CME Launching Exchange In Europe For Clients Aiming To Avoid US Rules
ANALYSIS
Exchange operator CME Group Inc. (Nasdaq:CME) is opening a hot new table in the global financial casino, pushed to set up a derivatives exchange in London by clients who can't be bothered to comply with U.S. law.
The move by CME, one of the world's premier exchange operators -- formed several years back with the merger of the Chicago Mercantile Exchange and the Chicago Board of Trade -- was made public Monday after the company confirmed it had asked U.K. authorities for a license to run an exchange in that country. The company said it expects the new venue to launch in mid-2013.
European financiers can already buy and sell futures and options on commodities, interest rate contracts and currencies in the London-based LIFFE market, run by NYSE Euronext (NYSE:NYX) or the Deutsche Börse's Eurex trading platform. But many choose not to participate in market-clearing transactions at all, instead buying and selling the financial instruments through small private venues or in bilateral transactions.
Upcoming European Union and U.S. regulations will push many of those transactions out into the open market, something traders fear will lead to the loss of some profit they can get from taking advantage of the currently opaque, disjointed market structure.
But the changes are coming, and market participants are looking for the best way to make lemonade out of lemons.
Enter the CME. The company, whose U.S.-based market dwarfs the size of its three largest competitors combined, said Monday it was opening up the new exchange, essentially, to allow clients a tool of regulatory arbitrage. Even after new rules are implemented, London's notoriously fangless financial regulators are widely seen as likely to have less power to interfere with traders than their peers in New York, Chicago or Frankfurt.

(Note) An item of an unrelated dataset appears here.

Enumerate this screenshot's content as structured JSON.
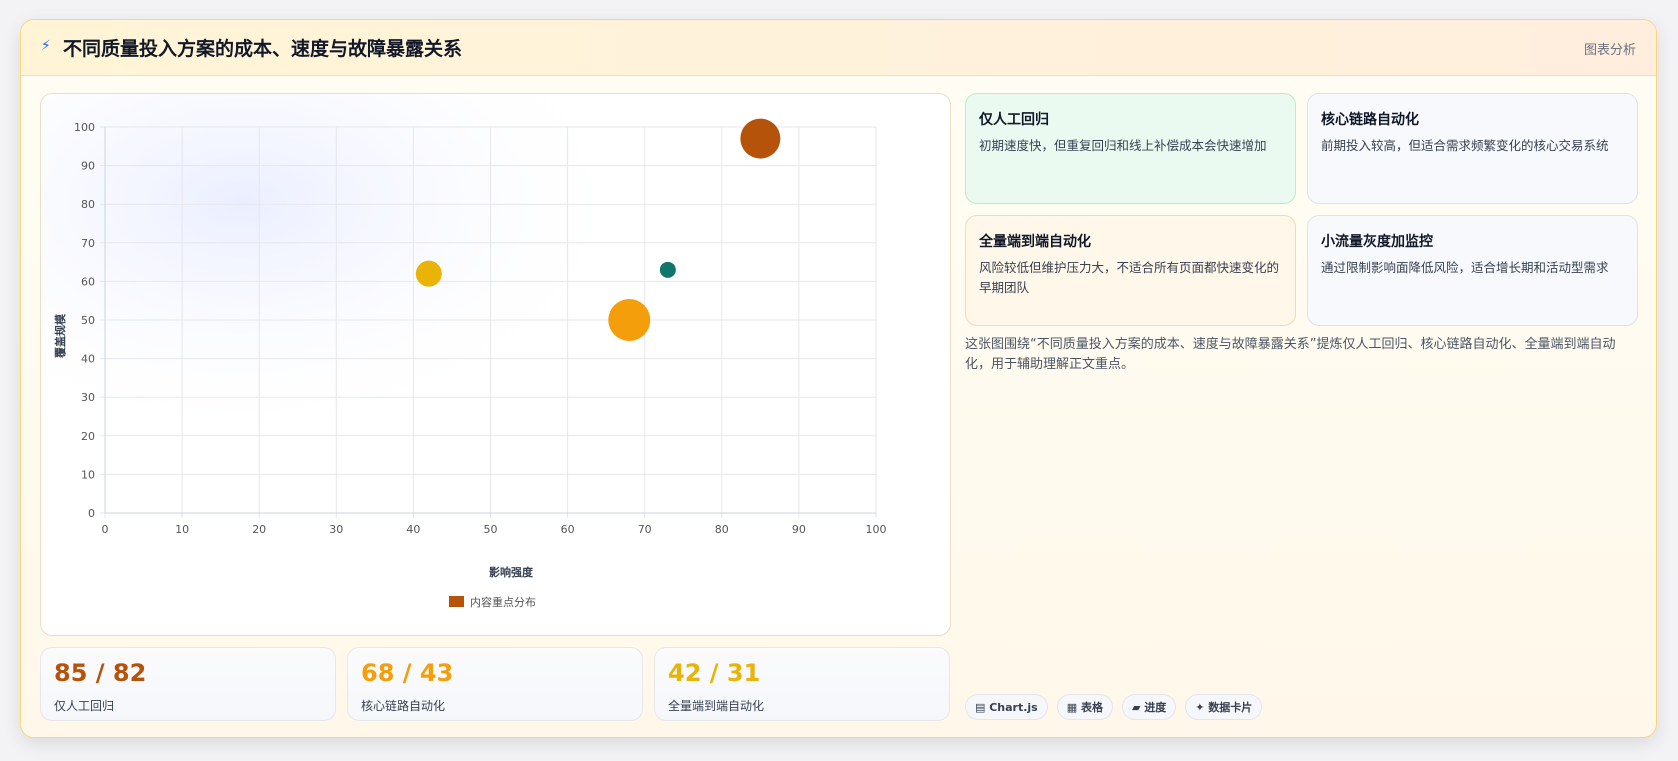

Monday, Derek Samman, managing director of CME Group's global interest rate and FX business, made it crystal clear to industry specialist newspaper Financial News, noting CME believed "clients should not have to choose to trade with us in the US regulatory environment, or not to trade with us at all. That is not a real choice."
It's a pattern for CME. In June, according to Financial News, the company's chief executive had told a technology conference that clients had raised concerns that they would actually have to comply with new rules set up by the implementation of the Dodd-Frank financial regulation law if they traded within U.S. markets.
"The question that many of our clients ask is if they are going to get 'Dodd-Franked'," CEO Gill Phupinder said.
In its official statement Monday, CME said it was being driven by a desire "to meet the growing regional demand from our customers." Unsaid what was customers are actually demanding: a way to sidestep the law.